We bring you the latest updates on policy and guidance that we have gathered this past month to keep you updated.
Wednesday 17th June at 10am Mica Bristow and Katie Linstead in collaboration with Croner HR held a webinar on the CJRS changes and guidance with a live Q&A!
What is flexible furlough?
From 1 July 2020, furloughed staff will be able to be brought back to work on a part-time basis.
Previously, staff placed on furlough have been able to do no work for the company or an associated organisation if the company wished to claim 80% of their wages from the government.
However, flexible furlough means that they can now be brought back to work, part-time, and the company can still claim the grant.
This means that employers will still be able to claim the furlough grant for the hours their flexibly furloughed employees do not work, compared to the hours they would normally have worked in that period.
Who does the scheme apply to?
From 1 July 2020, only employees that their employer has previously successfully claimed a previous grant for will be eligible for more grants under the scheme.
This means they must have previously been furloughed for at least 3 consecutive weeks taking place any time between 1 March and 30 June 2020.
For the minimum 3 consecutive week period to be completed by 30 June, the last day an employee could have started furlough for the first time was 10 June.
This does not apply to staff returning from maternity, paternity, adoption, shared parental or parental bereavement leave – they can still be placed on furlough even if they have not been furloughed before.
Employers should have a discussion with employees who they wish to place on the flexible furlough scheme because they will need to agree the arrangements of their part time work.
The agreement should be confirmed in writing and employers must keep a written record of the agreement for five years.
Employers do not need to place all their employees on furlough.
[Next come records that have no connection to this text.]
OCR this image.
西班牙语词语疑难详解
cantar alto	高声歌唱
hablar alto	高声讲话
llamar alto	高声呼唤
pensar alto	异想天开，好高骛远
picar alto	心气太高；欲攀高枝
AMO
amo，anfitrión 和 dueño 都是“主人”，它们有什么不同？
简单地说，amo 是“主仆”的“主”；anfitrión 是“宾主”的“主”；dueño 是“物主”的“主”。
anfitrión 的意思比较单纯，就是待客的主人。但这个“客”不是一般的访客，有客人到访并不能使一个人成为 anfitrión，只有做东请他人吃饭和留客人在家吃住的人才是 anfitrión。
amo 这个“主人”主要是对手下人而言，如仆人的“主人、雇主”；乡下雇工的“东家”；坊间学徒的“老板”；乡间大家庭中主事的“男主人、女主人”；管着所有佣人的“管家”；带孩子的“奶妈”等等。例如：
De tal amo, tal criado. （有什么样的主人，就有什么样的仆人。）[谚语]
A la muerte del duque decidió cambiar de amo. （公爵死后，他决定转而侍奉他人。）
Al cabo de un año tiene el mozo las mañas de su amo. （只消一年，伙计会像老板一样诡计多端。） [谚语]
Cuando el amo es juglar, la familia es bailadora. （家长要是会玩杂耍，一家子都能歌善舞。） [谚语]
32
In addition, they can continue to fully furlough employees if they wish.
This means that furloughed employees do not have to be brought back part-time; it is up to employers.
Length of flexible furlough
Flexible furlough agreements can last any amount of time. This means that they do not need to last for a minimum of 3 weeks.
However, the period that employers claim for must be for a minimum period of 7 calendar days.
Employees can enter into a flexible furlough agreement more than once.
The pay element
Currently, employers need to pay furloughed employees at least 80% of their usual monthly earnings, up to a maximum of £2,500.
The government then reimbursed employers through the scheme, including providing employer contributions to National Insurance and pension.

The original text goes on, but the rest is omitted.